Tout d’abord, on va parler saponification…

Il s’agit d’une réaction chimique, qui permet l’hydrolyse de corps gras par une base forte (alcali), afin de produire du glycérol et des ions carboxylates, qui constituent le savon ! Ça, c’est l’explication « scientifique » (d’ailleurs je ne sais pas si vous vous en souvenez, mais on a tou.te.s fait du savon pendant les cours de physique-chimie en classe de seconde) !


Pour faire plus simple, le savon est obtenu en mélangeant des corps gras (huiles, beurres) à une solution basique (on utilise la soude NaOH pour réaliser des savons « durs » et la potasse KOH pour faire du savon « liquide ») et il en résultera du « savon » et de la glycérine.

Corps gras + alcali -> Savon + glycérine
C’est une réaction totale, c’est-à-dire qu’à la fin de la réaction, l’un des composants d’entrée est totalement consommé (cas de l’alcali, ce qui fait que le savon n’est plus caustique). Cette réaction dégage également une importante quantité de chaleur : on dit qu’elle est exothermique.

La saponification « à froid » vs. « à chaud »

La saponification peut être réalisée à froid, c’est-à-dire à température ambiante. Ce processus est lent, c’est pour cela qu’il faut au minimum compter 5 semaines de « cure » afin que la réaction se fasse en totalité et que la soude soit complètement consommée.


Elle peut également se faire « à chaud », c’est-à-dire que les corps gras sont chauffés et que la pâte à savon est cuite afin d’accélérer la saponification. D’ailleurs, la technique ancestrale du « chaudron » est utilisée depuis plusieurs siècles notamment pour la fabrication du véritable savon de Marseille et du savon d’Alep. La fabrication industrielle du savon utilise aussi cette technique qui est plus rapide et donc moins couteuse (car permet de s’affranchir des 5 semaines de cure). De plus, bien souvent, la glycérine est extraite des savons industriels et est réutilisée pour l’industrie cosmétique.

Alors quelles sont les différences entre un savon produit par saponification « à froid » et par saponification « à chaud » ?
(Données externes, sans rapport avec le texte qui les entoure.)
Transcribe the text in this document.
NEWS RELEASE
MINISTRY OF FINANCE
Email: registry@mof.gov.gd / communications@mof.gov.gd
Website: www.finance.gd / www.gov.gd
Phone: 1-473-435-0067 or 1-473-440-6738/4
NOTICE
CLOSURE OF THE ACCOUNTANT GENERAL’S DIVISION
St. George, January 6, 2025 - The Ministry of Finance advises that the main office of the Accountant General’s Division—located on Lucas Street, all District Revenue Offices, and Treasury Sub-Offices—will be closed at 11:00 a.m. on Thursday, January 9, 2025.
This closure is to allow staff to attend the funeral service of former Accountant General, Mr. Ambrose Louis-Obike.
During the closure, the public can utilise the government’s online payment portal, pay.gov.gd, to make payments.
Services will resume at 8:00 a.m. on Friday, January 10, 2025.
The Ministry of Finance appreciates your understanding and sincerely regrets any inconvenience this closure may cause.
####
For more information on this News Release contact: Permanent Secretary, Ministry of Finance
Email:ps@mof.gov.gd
Si vous avez suivi, le savon est donc fabriqué à partir d’huiles (chez La Fabrik’ à Bulles, on utilise exclusivement des huiles végétales de première pression à froid). Ces huiles, qui proviennent de plantes oléagineuses, sont riches en acides gras et en vitamines (spécifiques à chaque huile) ce qui leur confère de nombreuses propriétés : antioxydante, nourrissante, séborégulatrice, assouplissante, …


Comme on l’a vu plus haut, les procédés de saponification « à chaud » cuisent la pâte à savon (et font monter les températures jusqu’à 100°C). La chauffe provoque une destruction partielle ou totale des principes actifs présents dans les huiles et donc fait perdre les propriétés associées.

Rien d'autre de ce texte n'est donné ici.